6.28 Let $\{X(t), t \geq 0\}$ be a nonhomogeneous Poisson process with intensity function $\lambda(t), t \geq 0$. Let $T$ denote the time at which the nth event occurs. Show that
$$n = E[\int_0^T \lambda(t)dt]$$

6.29 Let $\{X(t), t \geq 0\}$ be a continuous-time Markov chain that will, in finite expected time, enter a an absorbing state $N$. Suppose that $X(0) = 0$ and let $m_i$ denote the expected time the chain is in state $i$. Show that for $j \neq 0, j\neq N$.
(a) $E[$number of times the chain leaves state $j]=v_j m_j$, where $1/v_j$ is the mean time the chain spends in $j$ during a visit.

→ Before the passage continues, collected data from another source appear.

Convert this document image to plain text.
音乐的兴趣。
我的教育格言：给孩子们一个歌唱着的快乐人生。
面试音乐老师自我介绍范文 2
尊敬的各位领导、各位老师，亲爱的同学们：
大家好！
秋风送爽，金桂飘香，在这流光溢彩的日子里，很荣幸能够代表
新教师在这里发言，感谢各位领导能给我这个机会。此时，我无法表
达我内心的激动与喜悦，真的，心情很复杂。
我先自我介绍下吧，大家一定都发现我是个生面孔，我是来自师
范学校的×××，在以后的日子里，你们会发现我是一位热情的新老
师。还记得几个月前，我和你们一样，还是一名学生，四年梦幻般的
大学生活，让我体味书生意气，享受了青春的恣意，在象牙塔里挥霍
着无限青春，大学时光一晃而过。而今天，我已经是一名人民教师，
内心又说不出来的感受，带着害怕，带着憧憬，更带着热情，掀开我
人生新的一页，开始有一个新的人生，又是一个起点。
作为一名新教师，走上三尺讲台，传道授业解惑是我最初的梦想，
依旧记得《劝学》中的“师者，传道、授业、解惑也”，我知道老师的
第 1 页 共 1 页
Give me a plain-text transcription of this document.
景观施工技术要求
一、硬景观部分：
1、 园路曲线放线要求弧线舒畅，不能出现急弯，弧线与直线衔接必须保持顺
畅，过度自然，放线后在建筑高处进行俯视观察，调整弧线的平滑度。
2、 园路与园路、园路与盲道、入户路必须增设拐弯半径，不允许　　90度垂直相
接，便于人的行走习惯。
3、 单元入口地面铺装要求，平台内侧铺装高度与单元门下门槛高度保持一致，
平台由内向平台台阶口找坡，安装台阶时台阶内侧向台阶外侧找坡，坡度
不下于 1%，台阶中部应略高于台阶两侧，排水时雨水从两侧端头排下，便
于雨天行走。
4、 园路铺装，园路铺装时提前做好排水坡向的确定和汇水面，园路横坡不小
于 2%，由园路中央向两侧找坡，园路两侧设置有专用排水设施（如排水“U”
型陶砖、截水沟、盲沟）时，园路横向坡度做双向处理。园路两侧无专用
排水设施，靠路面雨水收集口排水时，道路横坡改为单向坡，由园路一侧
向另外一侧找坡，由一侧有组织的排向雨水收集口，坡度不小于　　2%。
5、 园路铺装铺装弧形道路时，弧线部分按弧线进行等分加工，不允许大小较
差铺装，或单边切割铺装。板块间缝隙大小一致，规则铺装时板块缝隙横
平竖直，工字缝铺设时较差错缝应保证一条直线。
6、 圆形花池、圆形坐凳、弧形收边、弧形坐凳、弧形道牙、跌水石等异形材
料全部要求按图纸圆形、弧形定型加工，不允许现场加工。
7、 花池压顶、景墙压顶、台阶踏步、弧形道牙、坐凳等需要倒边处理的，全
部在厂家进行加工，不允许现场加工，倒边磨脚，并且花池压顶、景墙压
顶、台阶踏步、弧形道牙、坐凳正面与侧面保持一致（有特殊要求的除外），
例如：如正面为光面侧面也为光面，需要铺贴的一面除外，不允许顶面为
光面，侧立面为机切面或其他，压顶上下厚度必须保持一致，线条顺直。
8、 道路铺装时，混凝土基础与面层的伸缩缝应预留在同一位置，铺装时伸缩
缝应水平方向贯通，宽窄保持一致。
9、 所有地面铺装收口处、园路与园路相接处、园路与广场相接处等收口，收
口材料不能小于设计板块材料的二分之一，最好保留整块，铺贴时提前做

(b) $E[$number of times it enters state $j] = \sum_{i \neq j}m_i q_{ij}$.
(c) Argue that
$$v_jm_j = \sum_{i \neq j}m_iq_{ij}, \quad j \neq 0 \\
v_0m_0 = 1 + \sum_{i \neq 0}m_iq_{i0}$$

6.30 Let $\{X(t), t \geq 0\}$ be a compound Poisson process with Poisson rate $\lambda$ and component distribution $F$. Define a continuous-time martingale related to this process.